Trench Town was an interesting experience for me as a journalist. In these pre-elections weeks, I did not see what I saw in February 2006 in Cité-Soleil, Port-au-Prince’s largest and most violent slum. For the people of Cité-Soleil, the presidential elections that were taking place then were a matter of life and death. René Préval, who was considered to be the candidate of the poor, was a hero for Haitians living in the slums of Port-au-Prince. In Trench Town on the other hand, most people did not seem to believe in politics any more. One could hear in the streets of Trench Town that the elctions will not change anything. People there seem to believe that hope and help can only come from abroad. The problem for them is that Jamaica is regularly overlooked by the major news outlets and people from Trench Town will probably have to wait for a long time for the help they desperately need to lift them out of poverty.

Le 24 août, j’ai effectué un reportage dans Trench Town, le ghetto où a garndi Bob Marley dans les années 60 et où il s’est révélé sur la scène reggae. L’accès à Trench Town a nécessité des jours de travail débuté à New York. Pour pouvoir travailler dans Trench Town, il faut en effet avoir le bon contact et prendre des précautions. Il faut trouver un chauffeur de taxi de confiance à Kingston qui accepte de vous y emmener et être escorté sur place par un « guide ».

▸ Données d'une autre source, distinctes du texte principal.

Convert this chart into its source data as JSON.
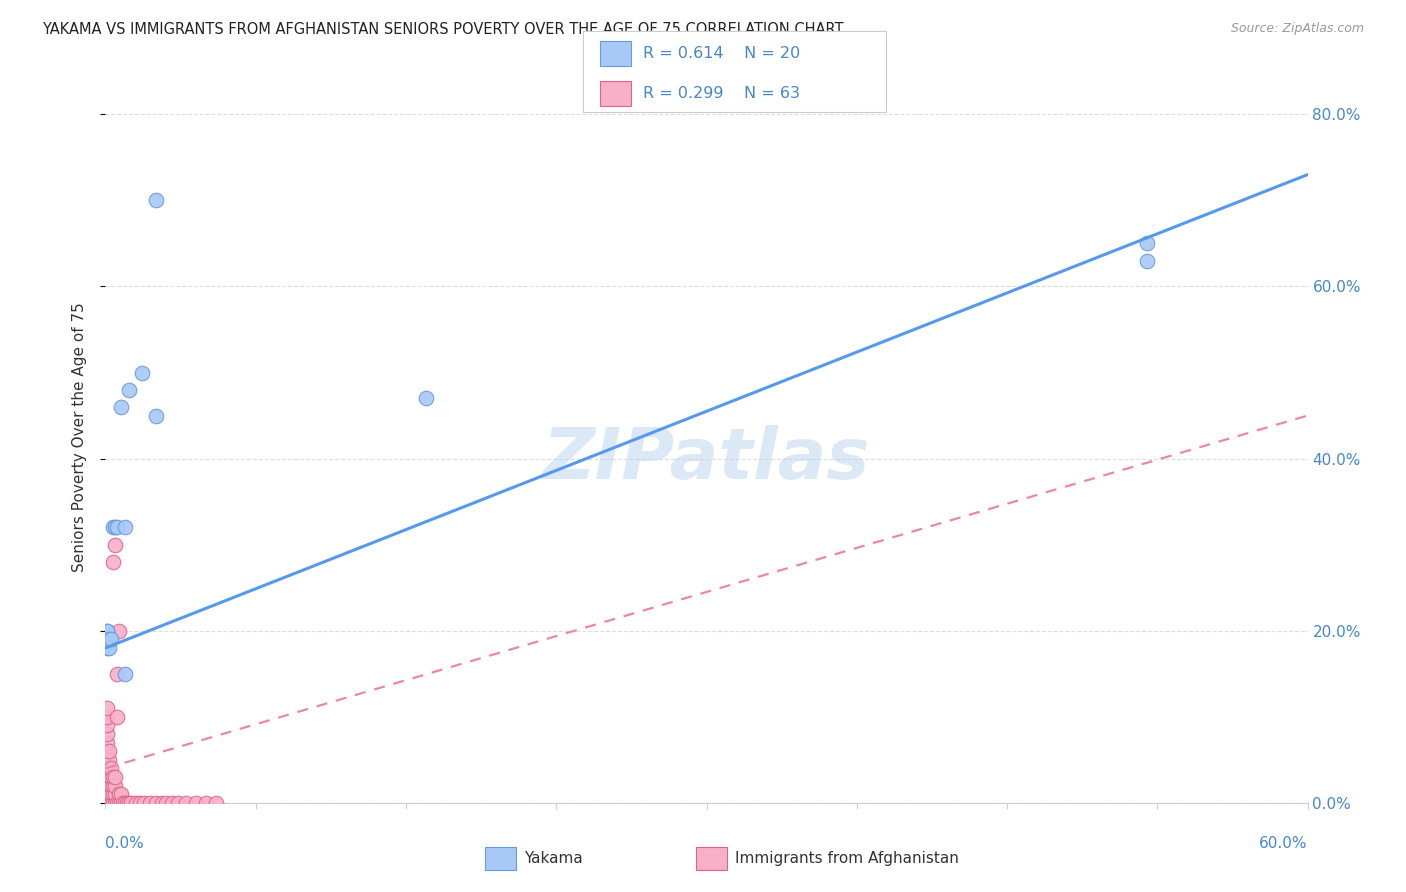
{
  "title": "YAKAMA VS IMMIGRANTS FROM AFGHANISTAN SENIORS POVERTY OVER THE AGE OF 75 CORRELATION CHART",
  "source": "Source: ZipAtlas.com",
  "ylabel": "Seniors Poverty Over the Age of 75",
  "color_yakama": "#a8c8f8",
  "color_yakama_edge": "#6699dd",
  "color_afghanistan": "#f8b0c8",
  "color_afghanistan_edge": "#dd6688",
  "color_line_yakama": "#5599ee",
  "color_line_afghanistan": "#ee8899",
  "watermark": "ZIPatlas",
  "xmin": 0.0,
  "xmax": 0.6,
  "ymin": 0.0,
  "ymax": 0.85,
  "right_yticks": [
    0.0,
    0.2,
    0.4,
    0.6,
    0.8
  ],
  "right_yticklabels": [
    "0.0%",
    "20.0%",
    "40.0%",
    "60.0%",
    "80.0%"
  ],
  "yakama_x": [
    0.001,
    0.001,
    0.001,
    0.001,
    0.002,
    0.002,
    0.003,
    0.004,
    0.005,
    0.006,
    0.008,
    0.01,
    0.01,
    0.012,
    0.018,
    0.025,
    0.025,
    0.16,
    0.52,
    0.52
  ],
  "yakama_y": [
    0.19,
    0.2,
    0.2,
    0.18,
    0.19,
    0.18,
    0.19,
    0.32,
    0.32,
    0.32,
    0.46,
    0.15,
    0.32,
    0.48,
    0.5,
    0.7,
    0.45,
    0.47,
    0.63,
    0.65
  ],
  "afghanistan_x": [
    0.001,
    0.001,
    0.001,
    0.001,
    0.001,
    0.001,
    0.001,
    0.001,
    0.001,
    0.001,
    0.001,
    0.001,
    0.001,
    0.001,
    0.001,
    0.002,
    0.002,
    0.002,
    0.002,
    0.002,
    0.002,
    0.002,
    0.003,
    0.003,
    0.003,
    0.003,
    0.003,
    0.004,
    0.004,
    0.004,
    0.004,
    0.004,
    0.005,
    0.005,
    0.005,
    0.005,
    0.005,
    0.006,
    0.006,
    0.006,
    0.007,
    0.007,
    0.007,
    0.008,
    0.008,
    0.009,
    0.01,
    0.011,
    0.012,
    0.013,
    0.015,
    0.017,
    0.019,
    0.022,
    0.025,
    0.028,
    0.03,
    0.033,
    0.036,
    0.04,
    0.045,
    0.05,
    0.055
  ],
  "afghanistan_y": [
    0.0,
    0.0,
    0.0,
    0.01,
    0.01,
    0.02,
    0.03,
    0.04,
    0.05,
    0.06,
    0.07,
    0.08,
    0.09,
    0.1,
    0.11,
    0.0,
    0.01,
    0.02,
    0.03,
    0.04,
    0.05,
    0.06,
    0.0,
    0.01,
    0.02,
    0.03,
    0.04,
    0.0,
    0.01,
    0.02,
    0.03,
    0.28,
    0.0,
    0.01,
    0.02,
    0.03,
    0.3,
    0.0,
    0.1,
    0.15,
    0.0,
    0.01,
    0.2,
    0.0,
    0.01,
    0.0,
    0.0,
    0.0,
    0.0,
    0.0,
    0.0,
    0.0,
    0.0,
    0.0,
    0.0,
    0.0,
    0.0,
    0.0,
    0.0,
    0.0,
    0.0,
    0.0,
    0.0
  ],
  "line_yakama_x0": 0.0,
  "line_yakama_y0": 0.18,
  "line_yakama_x1": 0.6,
  "line_yakama_y1": 0.73,
  "line_afg_x0": 0.0,
  "line_afg_y0": 0.04,
  "line_afg_x1": 0.6,
  "line_afg_y1": 0.45,
  "legend_r1": "R = 0.614",
  "legend_n1": "N = 20",
  "legend_r2": "R = 0.299",
  "legend_n2": "N = 63"
}
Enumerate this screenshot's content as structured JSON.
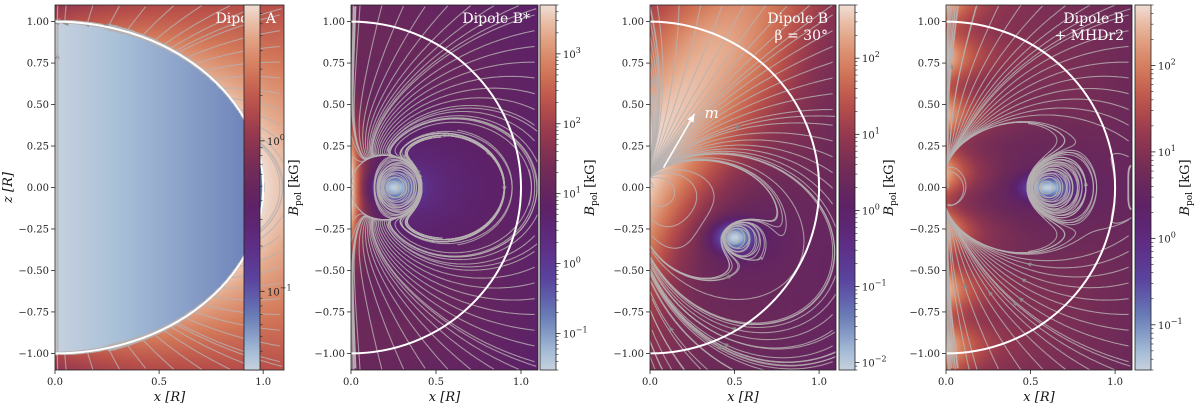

Trench Town fut une expérience journalistique très intéressante. En cette période d’élections générales en Jamaïque, le ghetto m’a frappé par sa relative apathie politique. Cette sensation tranchait radicalement avec ce dont j’avais été le témoin en février 2006 à Cité-Soleil, le plus grand et violent bidonville de Port-au-Prince en Haïti. Pour les habitants de Cité-Soleil, l’élection présidentielle que je couvrais à l’époque, était littéralement une question de vie ou de mort. Dans les quartiers pauvres, les gens vouaient un véritable passion à René Préval, l’homme qui est depuis devenu leur président.
A Trench Town, les habitants semblaient en revanche quelque peu désabusés ou du moins peu concernés par l’élection. « Ca ne changera rien », pouvait-on entendre dans les rues du bidonville. Les habitants espèrent de l’aide et des lendemains meilleurs mais semblent avoir tiré un trait sur les deux partis jamaïcains et sur Portia Simpson Miller, la femme qui dirige actuellement le pays. L’aide qu’ils espèrent ne semble pouvoir venir que de l’étranger. Mais la Jamaïque, pays qui n’apparaît que rarement sur le radar des informations mondiales, n’est pas une priorité pour la communauté internationale. Les habitants de Trench Town semblent dans ces conditions condamnés à devoir attendre longtemps cette aide éventuelle.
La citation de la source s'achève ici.